We have handpicked a handle of plots that correspond to the following MFCCs: 2, 3, 5 and 8, since these were listed amongst the most important using standard feature importance tools.
This a great visualization of the differences in distributions between digits for any particular MFCC. We noticed that MFCC 2 had a significantly larger but consistent portion of outliers. On the other hand, MFCC 5 had a much narrower and concentrated distribution across all digits than the other MFCCs.
These differences between digits allow the machine learning algorithm to perform better in terms of accuracy, since it is easier to distinguish the individual digits.
Machine Learning Techniques
After trying a variety of methods, including boosted decision trees and SVMs, it turns out that the simple k-nearest neighbors (KNN) algorithm performed best.

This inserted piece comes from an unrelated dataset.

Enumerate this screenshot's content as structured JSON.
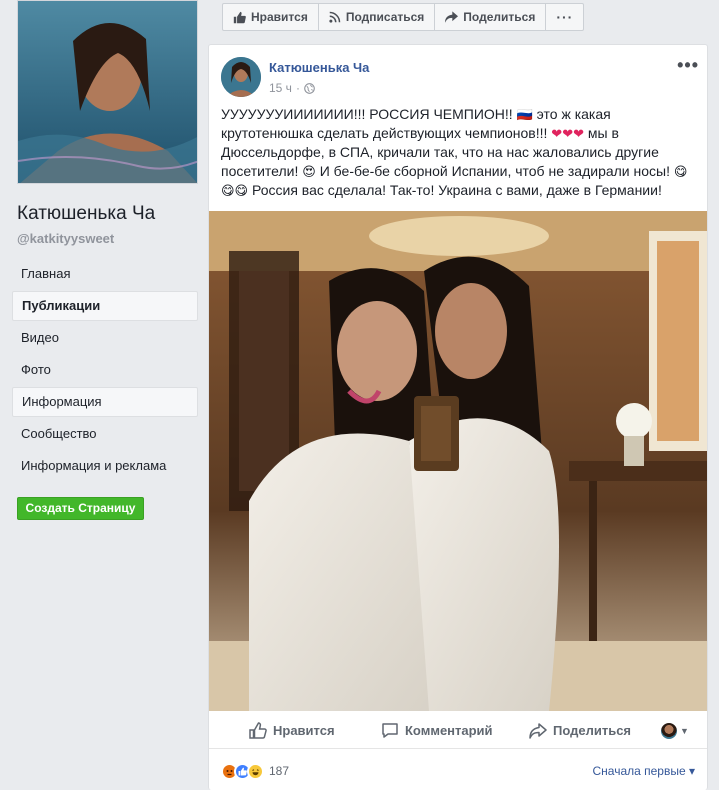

kNN works by classifying a point based on a majority vote of its k nearest-neighbors (here determined by a Euclidean distance). The number of neighbors k is typically set using a validation set.
Validation Set and Parameter Tuning
An important consideration when partitioning sets in data like this was to separate the validation set by speaker. If samples from the same speaker were in different sets we would experience an artificial improvement in performance, as the same person tends to say the same digit in the same way. Thus our data ended up partitioned into 44 speakers in the training set, 22 in the validation set and 22 in the test set.
Below is the performance (higher better) of the kNN algorithm on our validation set as a function of the number of neighbors used. From here, we see that there is a max at k=2, where we have set the final model.
Once we have selected the number of neighbors we add our validation set back into our training set and generate a model using the algorithm. This allows us to make a final prediction on the test set, which gives us the “real world” performance expectations.
Below is the confusion matrix for our model, which shows that on average 97% of the test data correctly. The one large error is zeroes that get misclassified as sevens 7% of the time.
This level of accuracy from such a simple analysis is a testament to the robustness of MFCCs as features for language recognition. Having clean data and generating good features are key to model performance.
The next steps for expanding this analysis would be to train the algorithm to identify, transcribe, and even understand full speech. A simple idea would be to start by identifying pauses in speech, guessing the word splits and performing an analogous supervised classification model for it.
This type analysis can start to model human speech patterns and can be used in applications from medicine to the military, from personal assistants to automated phone services.
 Mel Frequency Cepstral Coefficient
They are derived by first taking the Fourier transformation of a windowed signal - in this case Hamming window. A windowed signal is obtained through a function that becomes zero-valued outside of some specific interval. The Hamming window function is then applied to create the windowed signal. Then we map the powers of the spectrum onto mel scale and take the log of those powers. Finally we perform another transformation, converting the previous result into a spectrum and taking those amplitudes as our MFCCs. The sampling rate served as one of the parameters for calculating the MFCCs. Note that this entire procedure typically needs to be performed by the data scientist, but this data was preprocessed by UCI.